From the Factory to the Smart Factory

by Maurizio Crespi
ANIE Automazione Managing Board

In the mid-eighties, when I began to deal with Industrial Automation, the concept of “Lean Manufacturing” was in vogue and the first expert systems began to apply the concepts of artificial intelligence.
So why only today do we want the smart factory and a focus on artificial intelligence?

The “slim production” concept was coined by scholars who analyzed in detail the performance of the production systems of the world’s major automobile companies and compared them with the Japanese Toyota, which exceeded the limits of mass production applied then (and still today) from almost all Western companies. In this way it was tried to eliminate the excess of activity, handling, defects, transport and to reduce the stops, optimizing the timing of the processes.

The guiding principles were based on:
1. Definition of the value from the customer’s point of view;
2. Identification of the actions that lead to the product or service realization;
3. Management of the activities’ flow by Processes and not by Functions;
4. Setting of activities based on the downstream process request;
5. Continuous Kaizen improvement (KAI Change, ZEN Better).
These are the same concepts that guide us today. Why, then, are we still talking about it? Because these “winning” ideas tried to pull technology that did not exist yet. Today the reverse process takes place: technology is alive and is a driver.

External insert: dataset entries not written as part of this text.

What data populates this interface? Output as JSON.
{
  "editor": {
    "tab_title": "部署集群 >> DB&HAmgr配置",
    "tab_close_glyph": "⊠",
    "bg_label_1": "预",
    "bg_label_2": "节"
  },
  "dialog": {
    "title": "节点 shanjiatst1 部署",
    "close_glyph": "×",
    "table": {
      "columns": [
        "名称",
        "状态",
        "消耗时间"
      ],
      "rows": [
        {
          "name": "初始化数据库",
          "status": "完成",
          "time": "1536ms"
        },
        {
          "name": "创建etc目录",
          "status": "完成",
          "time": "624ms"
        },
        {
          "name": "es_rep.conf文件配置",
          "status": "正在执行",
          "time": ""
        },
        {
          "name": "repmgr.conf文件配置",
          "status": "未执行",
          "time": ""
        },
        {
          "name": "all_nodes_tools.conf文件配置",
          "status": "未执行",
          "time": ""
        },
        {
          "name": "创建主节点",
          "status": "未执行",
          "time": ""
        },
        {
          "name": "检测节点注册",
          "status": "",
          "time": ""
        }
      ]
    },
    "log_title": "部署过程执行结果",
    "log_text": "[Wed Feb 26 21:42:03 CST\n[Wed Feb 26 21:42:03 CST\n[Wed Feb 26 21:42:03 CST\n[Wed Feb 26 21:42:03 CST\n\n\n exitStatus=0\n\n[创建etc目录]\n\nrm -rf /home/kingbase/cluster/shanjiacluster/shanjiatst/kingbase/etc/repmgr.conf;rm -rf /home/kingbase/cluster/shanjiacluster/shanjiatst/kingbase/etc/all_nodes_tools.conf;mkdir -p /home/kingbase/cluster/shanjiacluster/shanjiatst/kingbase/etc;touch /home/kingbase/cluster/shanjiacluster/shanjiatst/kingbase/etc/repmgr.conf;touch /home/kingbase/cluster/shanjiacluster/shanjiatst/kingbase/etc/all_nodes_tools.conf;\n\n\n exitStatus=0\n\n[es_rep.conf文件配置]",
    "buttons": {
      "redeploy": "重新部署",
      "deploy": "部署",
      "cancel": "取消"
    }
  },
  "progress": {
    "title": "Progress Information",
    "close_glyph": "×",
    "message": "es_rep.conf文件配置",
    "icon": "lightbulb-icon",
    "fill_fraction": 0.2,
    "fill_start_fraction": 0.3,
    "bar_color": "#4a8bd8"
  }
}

I’ll make an example: today an athlete when running can use a “smart watch” that controls the heartbeat, trajectories, accelerations, and that gives information on the presence of road traffic or imminent rain creating new routes. At the end of the run, it downloads all the statistical data, analyzes it and plans the actions for the following day. In just a few months the “athlete” has become a “smart athlete”.
The same process is taking place in the factory production. The ideas were already in place in the ‘80s, but only now can we really apply them with the help of technology that runs faster than ideas. Now, in fact, with the “smart sensors” we can gather information, analyze it and dynamically change the actions related to production processes.

In particular, we can apply the concepts of:
-“Lightness”, with the reduction of sizes, waste and warehouses;
-“Speed”, with an increase in calculation and data transmission performance;
-“Accuracy”, with the greatest precision that the instruments provide us at low cost;
-“Visibility”, with instant data exchange between production and control;
-“Multiplicity”, with dynamic format changes and process parallelism.
Coincidentally, these 5 points are also the 5 chapters of the “American Lessons” held by Italo Calvino in 1985.